A toy-project for random text generation in Haskell. This is fairly basic stuff and in need of serious optimization and improvements.
The name comes from Frédéric Lordon, a French economist known for his... how shall we put it ?... fairly idiosyncratic style. The purpose of this admittedly silly project is to ultimately build a Twitter bot mimicking Mr. Lordon's rather unique prose.
Of course, this little application can actually be used to generate any kind of random texts, provided you have a training set.
Important note: due to copyright issues, I don't want to put the source material on the repository. So you'll need to provide your own. By default, building will expect a "data/" directory, containing a file named "lordon.txt".
Generate random text by using the lordonator
command, or if you use Stack:
stack exec lordonator
The process can be rather slow, particularly if your source text is big.

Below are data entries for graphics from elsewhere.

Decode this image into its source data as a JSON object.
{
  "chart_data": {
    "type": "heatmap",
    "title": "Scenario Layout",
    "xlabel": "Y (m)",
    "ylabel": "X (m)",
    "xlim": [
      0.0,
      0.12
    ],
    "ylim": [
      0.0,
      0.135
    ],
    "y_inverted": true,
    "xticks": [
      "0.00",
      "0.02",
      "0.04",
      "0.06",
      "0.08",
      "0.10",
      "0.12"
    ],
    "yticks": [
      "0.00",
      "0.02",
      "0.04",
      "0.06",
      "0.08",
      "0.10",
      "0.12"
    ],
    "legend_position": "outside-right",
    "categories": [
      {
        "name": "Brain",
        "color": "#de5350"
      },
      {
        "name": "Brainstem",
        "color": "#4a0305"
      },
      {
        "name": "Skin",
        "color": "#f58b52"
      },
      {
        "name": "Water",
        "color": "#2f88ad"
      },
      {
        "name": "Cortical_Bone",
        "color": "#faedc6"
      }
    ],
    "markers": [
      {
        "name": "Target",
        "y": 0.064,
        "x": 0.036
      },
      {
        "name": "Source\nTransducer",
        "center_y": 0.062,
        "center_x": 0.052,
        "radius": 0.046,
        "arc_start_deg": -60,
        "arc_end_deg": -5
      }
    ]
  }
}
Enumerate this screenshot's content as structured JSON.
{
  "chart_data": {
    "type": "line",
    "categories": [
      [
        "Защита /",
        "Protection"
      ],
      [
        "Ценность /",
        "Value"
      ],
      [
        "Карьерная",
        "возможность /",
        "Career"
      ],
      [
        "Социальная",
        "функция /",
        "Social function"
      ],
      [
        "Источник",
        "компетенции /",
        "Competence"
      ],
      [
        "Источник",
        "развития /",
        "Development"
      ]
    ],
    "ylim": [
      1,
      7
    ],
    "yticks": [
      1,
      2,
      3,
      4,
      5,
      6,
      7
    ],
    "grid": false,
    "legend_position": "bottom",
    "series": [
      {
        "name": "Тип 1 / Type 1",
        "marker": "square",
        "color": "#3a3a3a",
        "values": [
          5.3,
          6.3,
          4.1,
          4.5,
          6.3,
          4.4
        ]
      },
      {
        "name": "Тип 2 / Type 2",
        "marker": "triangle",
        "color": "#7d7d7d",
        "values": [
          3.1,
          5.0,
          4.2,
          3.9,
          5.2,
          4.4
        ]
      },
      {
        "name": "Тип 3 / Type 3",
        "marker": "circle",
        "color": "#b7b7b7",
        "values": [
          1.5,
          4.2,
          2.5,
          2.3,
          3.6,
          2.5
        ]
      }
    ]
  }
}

Though there is automatic --help available, here's a quick overview of available options:
The --source
option lets you use another source file than the packaged one.
Source file should be flat text.
The --sentences
option lets you require a given number of sentences. By
default, only one randomish sentence will be generated.
Model training can be set up through --up
or -u
for short and --down
or
-o
for short. The logic is rather simple : we make a map from n-grams to
a probability for every sequence of words known to follow the n-gram. The
first number is the "n" of "n-gram"; the second the lenght of the sequence of
words. Higher number will yield more coherent result, but have higher chances
of being mere quotation of the source. Lower number yield potential hilarious
results, but with frequent gibberish.
Finally, setting The --dry
flag won't generate anything, but will print the
training model. (Which tends to be pretty big, so redirecting your output to
a file might be a good idea).
Well currently, not really, no. There are tons of issues to fix. But the result might be funny nonetheless. My todo list includes:
-
Reading something serious about Markov algorithm rather than doing this by intuition;
-
Improving the normalization of source files, which right now, is kind of a disgrace;
-
Finding a way to end sentences in a less abrupt fashion.